Che poi è un titolo che non vuol dire molto.
Ma d’altronde se i miei post avessero avuto un significato io non curerei questa rubrica.

Comunque, provate a pensarci su. Insieme a me.
State su uno bello stradone, ampio e scorrevole sul quale state tenendo una velocità decente ma, comunque, entro i limiti prescritti dalla legge.

In fondo c’è un incrocio. Uno di quelli belli con le strisce per terra, le aiuole e quella simpatica decorazione simil-natalizia che assume tre colori principali se non è rotta: il semaforo.

Bene, il quadro è completo e permette di ottenere una prima classificazione dell’automobilista: quello la cui sessualità è legata alla potenza e ai traguardi raggiungibili dalla sua auto e tutto il resto del mondo.

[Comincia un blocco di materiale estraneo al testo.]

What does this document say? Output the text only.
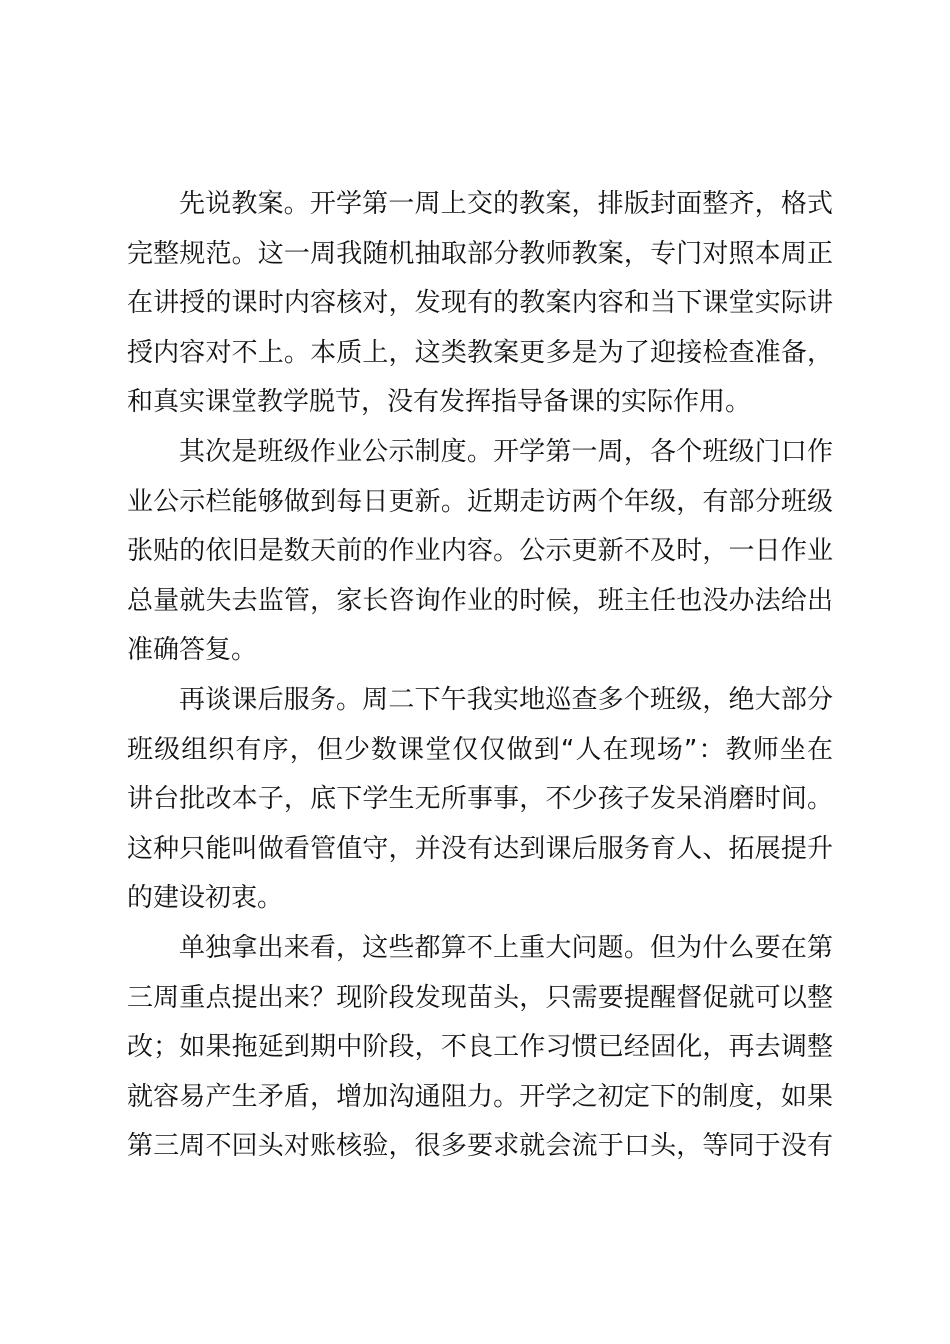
先说教案。开学第一周上交的教案，排版封面整齐，格式
完整规范。这一周我随机抽取部分教师教案，专门对照本周正
在讲授的课时内容核对，发现有的教案内容和当下课堂实际讲
授内容对不上。本质上，这类教案更多是为了迎接检查准备，
和真实课堂教学脱节，没有发挥指导备课的实际作用。
其次是班级作业公示制度。开学第一周，各个班级门口作
业公示栏能够做到每日更新。近期走访两个年级，有部分班级
张贴的依旧是数天前的作业内容。公示更新不及时，一日作业
总量就失去监管，家长咨询作业的时候，班主任也没办法给出
准确答复。
再谈课后服务。周二下午我实地巡查多个班级，绝大部分
班级组织有序，但少数课堂仅仅做到“人在现场”：教师坐在
讲台批改本子，底下学生无所事事，不少孩子发呆消磨时间。
这种只能叫做看管值守，并没有达到课后服务育人、拓展提升
的建设初衷。
单独拿出来看，这些都算不上重大问题。但为什么要在第
三周重点提出来？现阶段发现苗头，只需要提醒督促就可以整
改；如果拖延到期中阶段，不良工作习惯已经固化，再去调整
就容易产生矛盾，增加沟通阻力。开学之初定下的制度，如果
第三周不回头对账核验，很多要求就会流于口头，等同于没有
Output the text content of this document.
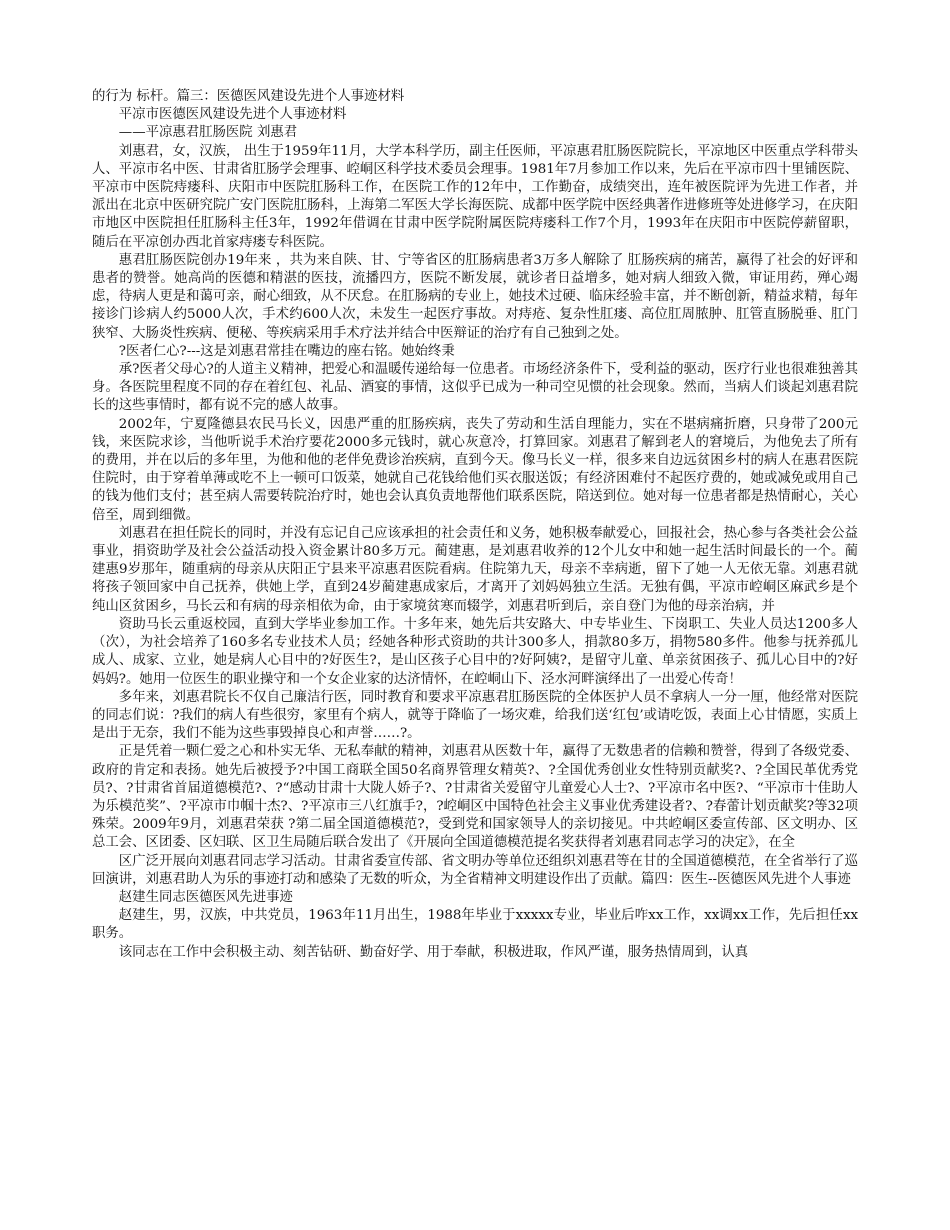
的行为 标杆。篇三：医德医风建设先进个人事迹材料

平凉市医德医风建设先进个人事迹材料

——平凉惠君肛肠医院 刘惠君

刘惠君，女，汉族， 出生于1959年11月，大学本科学历，副主任医师，平凉惠君肛肠医院院长，平凉地区中医重点学科带头人、平凉市名中医、甘肃省肛肠学会理事、崆峒区科学技术委员会理事。1981年7月参加工作以来，先后在平凉市四十里铺医院、平凉市中医院痔瘘科、庆阳市中医院肛肠科工作，在医院工作的12年中，工作勤奋，成绩突出，连年被医院评为先进工作者，并派出在北京中医研究院广安门医院肛肠科，上海第二军医大学长海医院、成都中医学院中医经典著作进修班等处进修学习，在庆阳市地区中医院担任肛肠科主任3年，1992年借调在甘肃中医学院附属医院痔瘘科工作7个月，1993年在庆阳市中医院停薪留职，随后在平凉创办西北首家痔瘘专科医院。

惠君肛肠医院创办19年来 ，共为来自陕、甘、宁等省区的肛肠病患者3万多人解除了 肛肠疾病的痛苦，赢得了社会的好评和患者的赞誉。她高尚的医德和精湛的医技，流播四方，医院不断发展，就诊者日益增多，她对病人细致入微，审证用药，殚心竭虑，待病人更是和蔼可亲，耐心细致，从不厌怠。在肛肠病的专业上，她技术过硬、临床经验丰富，并不断创新，精益求精，每年接诊门诊病人约5000人次，手术约600人次，未发生一起医疗事故。对痔疮、复杂性肛瘘、高位肛周脓肿、肛管直肠脱垂、肛门狭窄、大肠炎性疾病、便秘、等疾病采用手术疗法并结合中医辩证的治疗有自己独到之处。

?医者仁心?---这是刘惠君常挂在嘴边的座右铭。她始终秉

承?医者父母心?的人道主义精神，把爱心和温暖传递给每一位患者。市场经济条件下，受利益的驱动，医疗行业也很难独善其身。各医院里程度不同的存在着红包、礼品、酒宴的事情，这似乎已成为一种司空见惯的社会现象。然而，当病人们谈起刘惠君院长的这些事情时，都有说不完的感人故事。

2002年，宁夏隆德县农民马长义，因患严重的肛肠疾病，丧失了劳动和生活自理能力，实在不堪病痛折磨，只身带了200元钱，来医院求诊，当他听说手术治疗要花2000多元钱时，就心灰意冷，打算回家。刘惠君了解到老人的窘境后，为他免去了所有的费用，并在以后的多年里，为他和他的老伴免费诊治疾病，直到今天。像马长义一样，很多来自边远贫困乡村的病人在惠君医院住院时，由于穿着单薄或吃不上一顿可口饭菜，她就自己花钱给他们买衣服送饭；有经济困难付不起医疗费的，她或减免或用自己的钱为他们支付；甚至病人需要转院治疗时，她也会认真负责地帮他们联系医院，陪送到位。她对每一位患者都是热情耐心，关心倍至，周到细微。

刘惠君在担任院长的同时，并没有忘记自己应该承担的社会责任和义务，她积极奉献爱心，回报社会，热心参与各类社会公益事业，捐资助学及社会公益活动投入资金累计80多万元。蔺建惠，是刘惠君收养的12个儿女中和她一起生活时间最长的一个。蔺建惠9岁那年，随重病的母亲从庆阳正宁县来平凉惠君医院看病。住院第九天，母亲不幸病逝，留下了她一人无依无靠。刘惠君就将孩子领回家中自己抚养，供她上学，直到24岁蔺建惠成家后，才离开了刘妈妈独立生活。无独有偶，平凉市崆峒区麻武乡是个纯山区贫困乡，马长云和有病的母亲相依为命，由于家境贫寒而辍学，刘惠君听到后，亲自登门为他的母亲治病，并

资助马长云重返校园，直到大学毕业参加工作。十多年来，她先后共安路大、中专毕业生、下岗职工、失业人员达1200多人（次），为社会培养了160多名专业技术人员；经她各种形式资助的共计300多人，捐款80多万，捐物580多件。他参与抚养孤儿成人、成家、立业，她是病人心目中的?好医生?，是山区孩子心目中的?好阿姨?，是留守儿童、单亲贫困孩子、孤儿心目中的?好妈妈?。她用一位医生的职业操守和一个女企业家的达济情怀，在崆峒山下、泾水河畔演绎出了一出爱心传奇！

多年来，刘惠君院长不仅自己廉洁行医，同时教育和要求平凉惠君肛肠医院的全体医护人员不拿病人一分一厘，他经常对医院的同志们说：?我们的病人有些很穷，家里有个病人，就等于降临了一场灾难，给我们送‘红包’或请吃饭，表面上心甘情愿，实质上是出于无奈，我们不能为这些事毁掉良心和声誉……?。

正是凭着一颗仁爱之心和朴实无华、无私奉献的精神，刘惠君从医数十年，赢得了无数患者的信赖和赞誉，得到了各级党委、政府的肯定和表扬。她先后被授予?中国工商联全国50名商界管理女精英?、?全国优秀创业女性特别贡献奖?、?全国民革优秀党员?、?甘肃省首届道德模范?、?“感动甘肃十大陇人娇子?、?甘肃省关爱留守儿童爱心人士?、?平凉市名中医?、“平凉市十佳助人为乐模范奖”、?平凉市巾帼十杰?、?平凉市三八红旗手?，?崆峒区中国特色社会主义事业优秀建设者?、?春蕾计划贡献奖?等32项殊荣。2009年9月，刘惠君荣获 ?第二届全国道德模范?，受到党和国家领导人的亲切接见。中共崆峒区委宣传部、区文明办、区总工会、区团委、区妇联、区卫生局随后联合发出了《开展向全国道德模范提名奖获得者刘惠君同志学习的决定》，在全

区广泛开展向刘惠君同志学习活动。甘肃省委宣传部、省文明办等单位还组织刘惠君等在甘的全国道德模范，在全省举行了巡回演讲，刘惠君助人为乐的事迹打动和感染了无数的听众，为全省精神文明建设作出了贡献。篇四：医生--医德医风先进个人事迹

赵建生同志医德医风先进事迹

赵建生，男，汉族，中共党员，1963年11月出生，1988年毕业于xxxxx专业，毕业后咋xx工作，xx调xx工作，先后担任xx职务。

该同志在工作中会积极主动、刻苦钻研、勤奋好学、用于奉献，积极进取，作风严谨，服务热情周到，认真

Gli afferenti alla prima categoria hanno il piede destro saldamente incollato all’acceleratore. Spostarlo sul freno vorrebbe dire confessare al mondo intero qualche deficit sessuale e così decidono di non cedere a questo vergognoso gesto fino a che non si ha altra alternativa: lo stop del semaforo.

Non importa se la loro folle corsa blocca la manovra ad una macchina che sta tentando di uscire in retromarcia da un parcheggio da svariati minuti (quello sono io che poi, rosicando, mi sfogo scrivendo questo post) o minaccia l’incolumità di un pedone che non riesce ad attraversare (ah si, guarda caso sono sempre io!), ecc. (nell’ecc. ci sono ancora io! Ma tu pensa …).

Tutto ciò è trascurabile in confronto alla gioia dell’inchiodare allo stop e bearsi della confortevole luce rossa del semaforo che scalda i cuori di tutti quei poveri automobilisti inariditi dalla crudeltà della strada.

Io dico: più semafori per tutti. Solo rossi. Basta con gli altri inutili colori.

MadGrin è anche denuncia sociale, echeccavolo!